Green Salad (with cheese…)

The food reaffirmed my love of fried chicken. I may have been wrapped up in the delight of the mere experience of finally eating fried chicken in the Deep South, but more than anything it brought a poignant end to a trip with hundreds of memories. Despite that, I know exactly where I’ll be going on day one of my next trip to New Orleans.


Tray Baked ‘Jerk’ Chicken, Bacon, Rice and Pea

I’ve only tried making Jerk Chicken once before, having followed Jamie’s 30 minute meals I was foolishly led to believe you could ‘jerk’ a chicken in 30 minutes and it tastes just as good, but it of course epically failed; it turned out to be more of a timid green, sweet honey parsley dipped chicken- and as a result my confidence was shattered.

However yesterday, my day off, having defrosted 5 chicken thighs the previous night and going through the usual notions in my head of what could be the best possible thing I could do with the thighs, I summoned up the courage to make another go of jerking chicken. Having done some research, I found that I didn’t have most of the core ingredients to make it in the ‘traditional’ way. So the following recipe is loosely based on jerk (hence the use of ‘jerk’ in inverted commas) but dominantly based on what ingredients I had available at the time.  It turned out surprisingly well, albeit it was borderline heat intolerable, but still worth it. For the marinade I used one scotch bonnet and one habanero and I was thinking if I made it one more time would I go for both again? I probably would. But if you don’t like heat as much as I do then it’s probably best to go for one or the other. Habanero is probably my favourite chilli right now, and was genuinely delighted recently to read that they are packed with a wide range of health benefits.

As for the boneless chicken thighs, that’s how I like them. I do bone or off the bone. Some dishes lend themselves to not having to faff with the bone, such as this one. I had some fresh chicken stock that needed to be used hence I cooked the rice in the stock which obviously makes the rice taste really good.

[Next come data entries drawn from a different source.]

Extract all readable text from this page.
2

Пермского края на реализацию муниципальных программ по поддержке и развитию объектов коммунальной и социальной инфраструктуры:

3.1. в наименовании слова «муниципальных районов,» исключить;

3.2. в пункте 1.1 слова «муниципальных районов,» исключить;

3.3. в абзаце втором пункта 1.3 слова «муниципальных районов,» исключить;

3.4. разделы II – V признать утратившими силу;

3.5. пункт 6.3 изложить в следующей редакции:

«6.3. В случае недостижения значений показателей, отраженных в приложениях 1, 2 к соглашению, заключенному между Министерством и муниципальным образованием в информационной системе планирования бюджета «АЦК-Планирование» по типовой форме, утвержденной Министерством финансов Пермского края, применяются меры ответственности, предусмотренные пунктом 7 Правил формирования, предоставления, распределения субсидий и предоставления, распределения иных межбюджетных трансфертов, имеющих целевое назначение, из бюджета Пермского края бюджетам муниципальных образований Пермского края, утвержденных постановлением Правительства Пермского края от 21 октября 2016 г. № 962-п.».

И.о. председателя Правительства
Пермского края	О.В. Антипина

I gave this about five hours marinating time, which seemed ample. But next time I’d try it overnight. The chicken releases lots of juices and marinade back in to the dish and this is absorbed by the sweet potato so this is by no means dry, turned out to be quite a saucy dish, and the smoked bacon acts as an overarching smoky, salty flavour enhancer. Unfortunately I don’t have any photos because I ate it all before I remembered to take the photo so you’ll have to take my word for the fact that it looked and tasted great. A thought just occurred that the chicken could also work really well on its own, barbecued.  Now that will be something to look forward to.

Ingredients (feeds 2-3)

5 boneless chicken thighs, preferably free range
3 rashers smoked bacon
1 sweet potato
White rice (preferably Thai jasmine or basmati)
500mls fresh chicken stock (to cook the rice in)
1 can chick peas (to go in rice)

For the marinade:

1 habanero (rehydrated if dried) and 1 scotch bonnet (or one or the other for less heat)
Glug white wine vinegar
1 tsp cumin
1 tsp five spice
1 tbsp soy sauce
Juice 1 lime
2 spring onions, chopped
1 tsp epazote
1 tsp oregano
1 tsp cayenne pepper
1 tbsp vegetable oil

1.      Combine the marinade ingredients in a food processor until they form a smooth paste

2.      Mix the chicken well in the marinade and leave to marinade in the fridge for as long as possible

3.      Once chicken is marinated, chop the sweet potato into small chunks and par boil for 10 minutes

4.      Pre heat the oven to 190’C

5.      Lay the marinade chicken in a ceramic oven dish, add the par boiled sweet potato to the dish and lay out smoked bacon on top. Put in the oven for 45 minutes  to an hour

6.     Meanwhile cook the rice in chicken stock. When the rice is near completion add the chick peas and let them warm up in the rice

Serve the chicken,  sweet potato juices and bacon over the rice and pea.